Do you need to learn how to see?

An absurd question?  Anecdotal and confessional evidence suggest that many men cannot see anything in the refrigerator.  Or, in their own closets.  However, women have their blind spots, too.

Human evolution has given us vision that is alert to changes and edges, vision that seeks information necessary for survival.  (A pair of socks and leftover chicken salad qualify.)

Now that we are not stalked by fanged predators, we are left to decide what is important.  Except that we rarely make a conscious choice.  We abandon our vision to default choices that evolve over the decades of our lives.  Some people see right away that a painting on the wall is askew.  Some can identify a bird in flight.  Some can hit a baseball coming at 90 miles an hour.

We see what we choose to see.  In Leonardo Da Vinci’s portrait of Ginerva de’ Benci, an aficionado may perceive Leonardo’s thumbprint in the curls of her hair.  (He used his thumb to blend thin layers of oil paint to give added transparency.)  Some may see a quiet despair in her visage or remark on the juniper tree behind her.  Some will see the river in the background, but miss the two steeples in the hazy background.

(To see Leonardo’s thumbprint visit the National Gallery of Art in Washington, DC or https://www.nga.gov/Collection/art-object-page.50724.html.  At the approximate horizontal plane of Ginerva’s lips, look to the right of her jaw, past the ringlets of hair to the point where the thin leaves of the juniper appear.)

Da Vinci taught himself to see.  He developed observational skill.  He watched a dragonfly observing that it “flies with four wings, and when those in front are raised those behind are lowered.”  As he sought the enigmatic smile of the Mona Lisa, he studied the facial muscles in a dissection to see how the human face smiles.

He rejected the Florentine tradition of contour lines in painting.  He saw that there are no lines in nature: “Lines are not part of any quantity of an object’s surface, nor are they part of the air which surrounds this surface,” he wrote. “The line has in itself neither matter nor substance and may rather be called an imaginary idea than a real object; and, this being its nature, it occupies no space.” 

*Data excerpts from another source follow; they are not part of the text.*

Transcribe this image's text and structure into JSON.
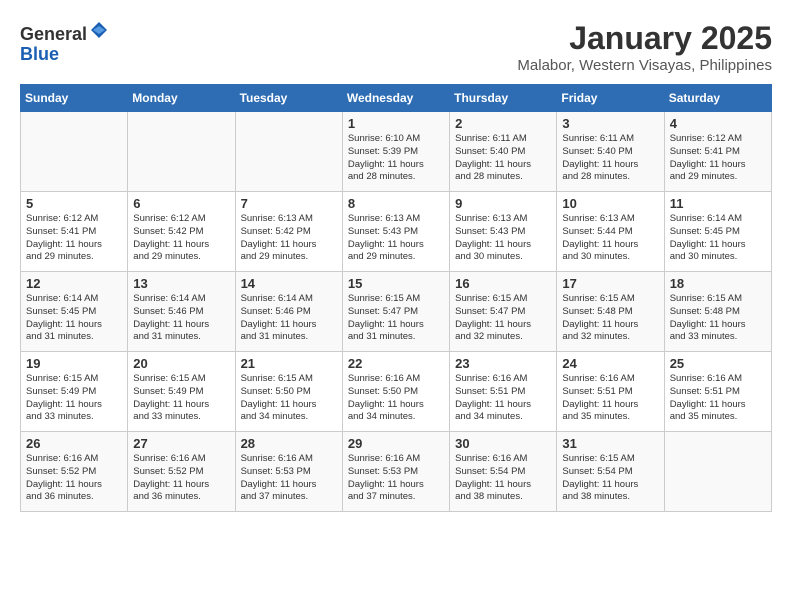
{
  "header": {
    "logo_line1": "General",
    "logo_line2": "Blue",
    "title": "January 2025",
    "subtitle": "Malabor, Western Visayas, Philippines"
  },
  "days_of_week": [
    "Sunday",
    "Monday",
    "Tuesday",
    "Wednesday",
    "Thursday",
    "Friday",
    "Saturday"
  ],
  "weeks": [
    [
      {
        "day": "",
        "info": ""
      },
      {
        "day": "",
        "info": ""
      },
      {
        "day": "",
        "info": ""
      },
      {
        "day": "1",
        "info": "Sunrise: 6:10 AM\nSunset: 5:39 PM\nDaylight: 11 hours\nand 28 minutes."
      },
      {
        "day": "2",
        "info": "Sunrise: 6:11 AM\nSunset: 5:40 PM\nDaylight: 11 hours\nand 28 minutes."
      },
      {
        "day": "3",
        "info": "Sunrise: 6:11 AM\nSunset: 5:40 PM\nDaylight: 11 hours\nand 28 minutes."
      },
      {
        "day": "4",
        "info": "Sunrise: 6:12 AM\nSunset: 5:41 PM\nDaylight: 11 hours\nand 29 minutes."
      }
    ],
    [
      {
        "day": "5",
        "info": "Sunrise: 6:12 AM\nSunset: 5:41 PM\nDaylight: 11 hours\nand 29 minutes."
      },
      {
        "day": "6",
        "info": "Sunrise: 6:12 AM\nSunset: 5:42 PM\nDaylight: 11 hours\nand 29 minutes."
      },
      {
        "day": "7",
        "info": "Sunrise: 6:13 AM\nSunset: 5:42 PM\nDaylight: 11 hours\nand 29 minutes."
      },
      {
        "day": "8",
        "info": "Sunrise: 6:13 AM\nSunset: 5:43 PM\nDaylight: 11 hours\nand 29 minutes."
      },
      {
        "day": "9",
        "info": "Sunrise: 6:13 AM\nSunset: 5:43 PM\nDaylight: 11 hours\nand 30 minutes."
      },
      {
        "day": "10",
        "info": "Sunrise: 6:13 AM\nSunset: 5:44 PM\nDaylight: 11 hours\nand 30 minutes."
      },
      {
        "day": "11",
        "info": "Sunrise: 6:14 AM\nSunset: 5:45 PM\nDaylight: 11 hours\nand 30 minutes."
      }
    ],
    [
      {
        "day": "12",
        "info": "Sunrise: 6:14 AM\nSunset: 5:45 PM\nDaylight: 11 hours\nand 31 minutes."
      },
      {
        "day": "13",
        "info": "Sunrise: 6:14 AM\nSunset: 5:46 PM\nDaylight: 11 hours\nand 31 minutes."
      },
      {
        "day": "14",
        "info": "Sunrise: 6:14 AM\nSunset: 5:46 PM\nDaylight: 11 hours\nand 31 minutes."
      },
      {
        "day": "15",
        "info": "Sunrise: 6:15 AM\nSunset: 5:47 PM\nDaylight: 11 hours\nand 31 minutes."
      },
      {
        "day": "16",
        "info": "Sunrise: 6:15 AM\nSunset: 5:47 PM\nDaylight: 11 hours\nand 32 minutes."
      },
      {
        "day": "17",
        "info": "Sunrise: 6:15 AM\nSunset: 5:48 PM\nDaylight: 11 hours\nand 32 minutes."
      },
      {
        "day": "18",
        "info": "Sunrise: 6:15 AM\nSunset: 5:48 PM\nDaylight: 11 hours\nand 33 minutes."
      }
    ],
    [
      {
        "day": "19",
        "info": "Sunrise: 6:15 AM\nSunset: 5:49 PM\nDaylight: 11 hours\nand 33 minutes."
      },
      {
        "day": "20",
        "info": "Sunrise: 6:15 AM\nSunset: 5:49 PM\nDaylight: 11 hours\nand 33 minutes."
      },
      {
        "day": "21",
        "info": "Sunrise: 6:15 AM\nSunset: 5:50 PM\nDaylight: 11 hours\nand 34 minutes."
      },
      {
        "day": "22",
        "info": "Sunrise: 6:16 AM\nSunset: 5:50 PM\nDaylight: 11 hours\nand 34 minutes."
      },
      {
        "day": "23",
        "info": "Sunrise: 6:16 AM\nSunset: 5:51 PM\nDaylight: 11 hours\nand 34 minutes."
      },
      {
        "day": "24",
        "info": "Sunrise: 6:16 AM\nSunset: 5:51 PM\nDaylight: 11 hours\nand 35 minutes."
      },
      {
        "day": "25",
        "info": "Sunrise: 6:16 AM\nSunset: 5:51 PM\nDaylight: 11 hours\nand 35 minutes."
      }
    ],
    [
      {
        "day": "26",
        "info": "Sunrise: 6:16 AM\nSunset: 5:52 PM\nDaylight: 11 hours\nand 36 minutes."
      },
      {
        "day": "27",
        "info": "Sunrise: 6:16 AM\nSunset: 5:52 PM\nDaylight: 11 hours\nand 36 minutes."
      },
      {
        "day": "28",
        "info": "Sunrise: 6:16 AM\nSunset: 5:53 PM\nDaylight: 11 hours\nand 37 minutes."
      },
      {
        "day": "29",
        "info": "Sunrise: 6:16 AM\nSunset: 5:53 PM\nDaylight: 11 hours\nand 37 minutes."
      },
      {
        "day": "30",
        "info": "Sunrise: 6:16 AM\nSunset: 5:54 PM\nDaylight: 11 hours\nand 38 minutes."
      },
      {
        "day": "31",
        "info": "Sunrise: 6:15 AM\nSunset: 5:54 PM\nDaylight: 11 hours\nand 38 minutes."
      },
      {
        "day": "",
        "info": ""
      }
    ]
  ]
}
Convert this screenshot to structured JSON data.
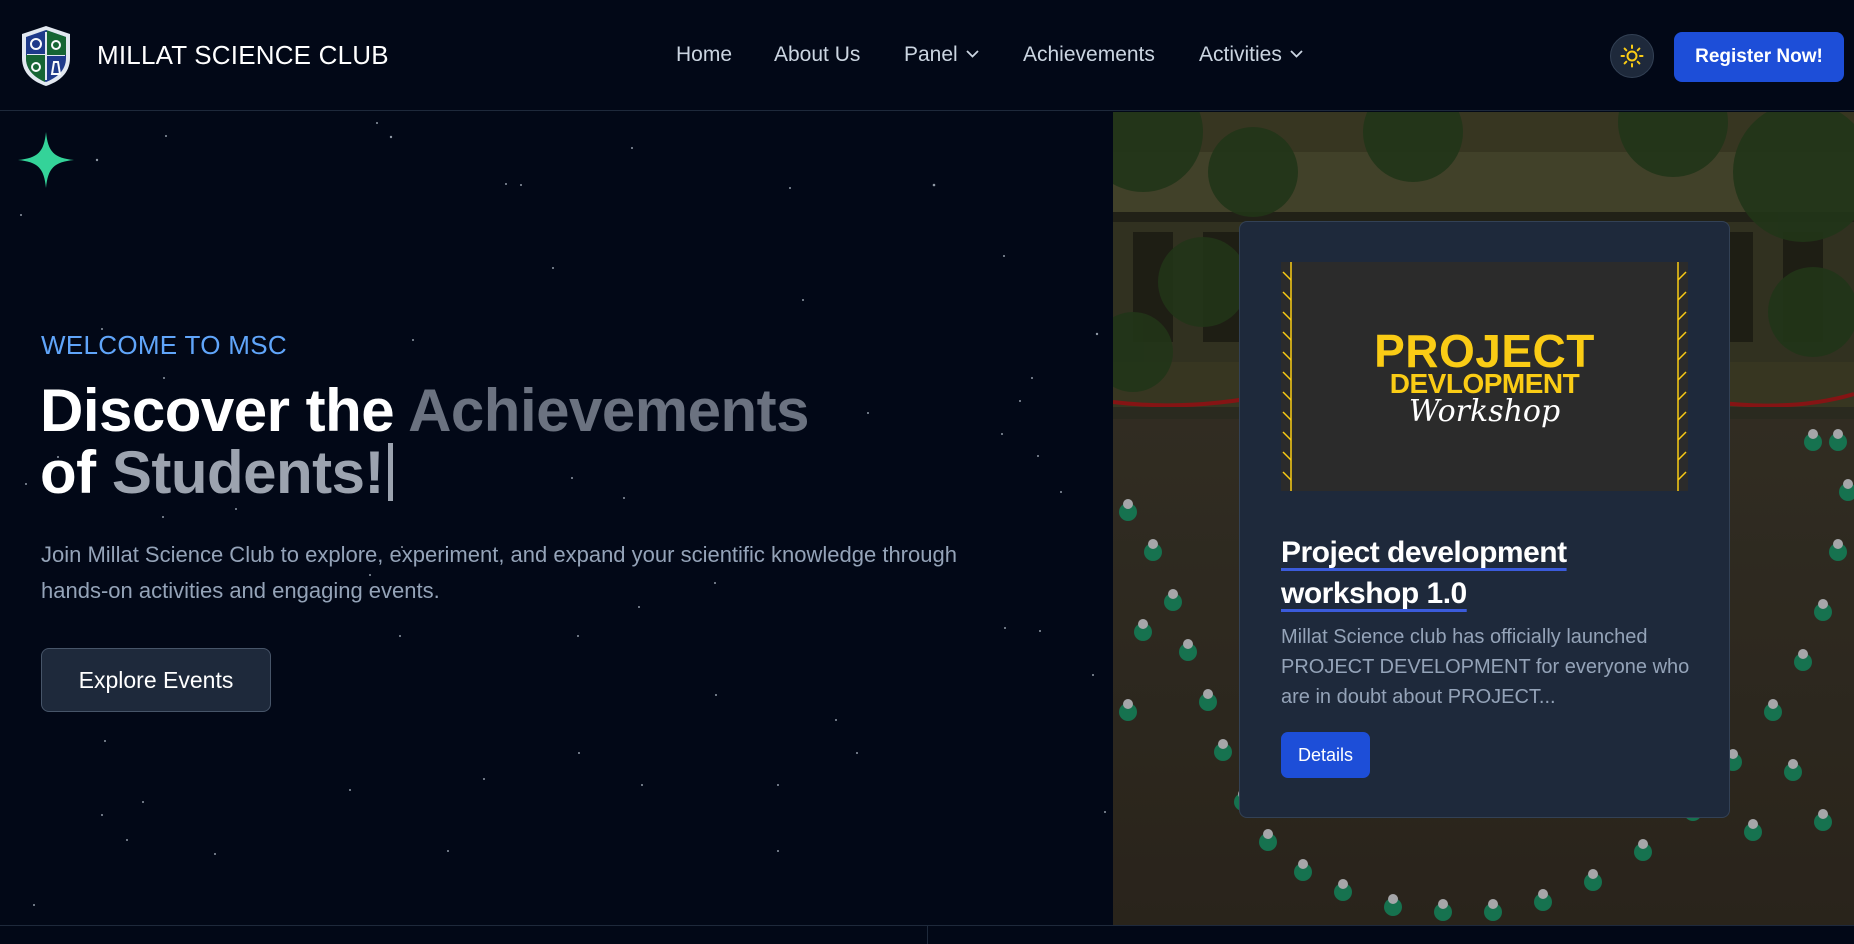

Da Vinci advised painters “do not edge contours with a definite Outline, because the contours are lines, and they are invisible, not only from a distance, but also close at hand… The line forming the boundary of a surface is of invisible thickness.”  Instead of “invisible” lines, Da Vinci created slightly blurred object edges with light and shadow.  “Therefore, O painter, do not surround your bodies with lines.”

He further urged painters to keep an eye on people they see walking through town.  “Take a note of them with light strokes in a little book which you should always carry with you,” he wrote. “The positions of the people are so infinite that the memory is incapable of retaining them, which is why you should keep these sketches as your guide.”

But, the sketch was only a frame for a puzzle missing many pieces.  “If you wish to have a sound knowledge of the forms of objects, begin with the details of them, and do not go on to the second step unto you have the first well fixed in memory.”

Like a printed page, he observed, one cannot grasp the entirety with one glance.  Meaning emerges from word-by-word examination.  Seeing, then, is also a function of time, walking the eyes step-by-step.

Seeing was a practice for him.  He invented a game to give “your eye good practice.”  While standing several feet away, contestants try to cut a piece of straw to match the length of a line drawn on the wall.  The winner cuts her straw closest to the exact length.  (Imagining the hours of fun, one begins to look longingly for the last straw.)

Da Vinci’s practice of seeing was not dedicated only to accuracy.  He advised painters that observation also nourished the imagination.  He suggested studying a mottled wall with stains or a variety of rock, writing:

You may discover in the patterns on the wall a resemblance to various landscapes, adorned with mountains, rivers, rocks, trees, plains, wide valleys and hills in varied arrangement; or again you may see battles and figures in action; or strange faces and costumes, and an endless variety of objects, which you could turn into complete and well- drawn forms. The effect produced by these mottled walls is like that of the sound of bells, in which you may recognize any name or word you choose to imagine. . . . It should not be hard for you to look at stains on walls, or the ashes of a fire, or the clouds, or mud, and if you consider them well you will find marvelous new ideas, because the mind is stimulated to new inventions by obscure things.

The curious mind seeks out the obscure to see through shadows to clearer perception.  Observation is simple, if you take the time.  Imagine Leonardo’s acute focus as he leans into the canvas of Ginerva wafting his thumb so gently on the wet paint and there, by the juniper, he nudges a bit too deep.

You learned how to see as a child.  Renew your vision, curiosity, and imagination.  Learn to see again.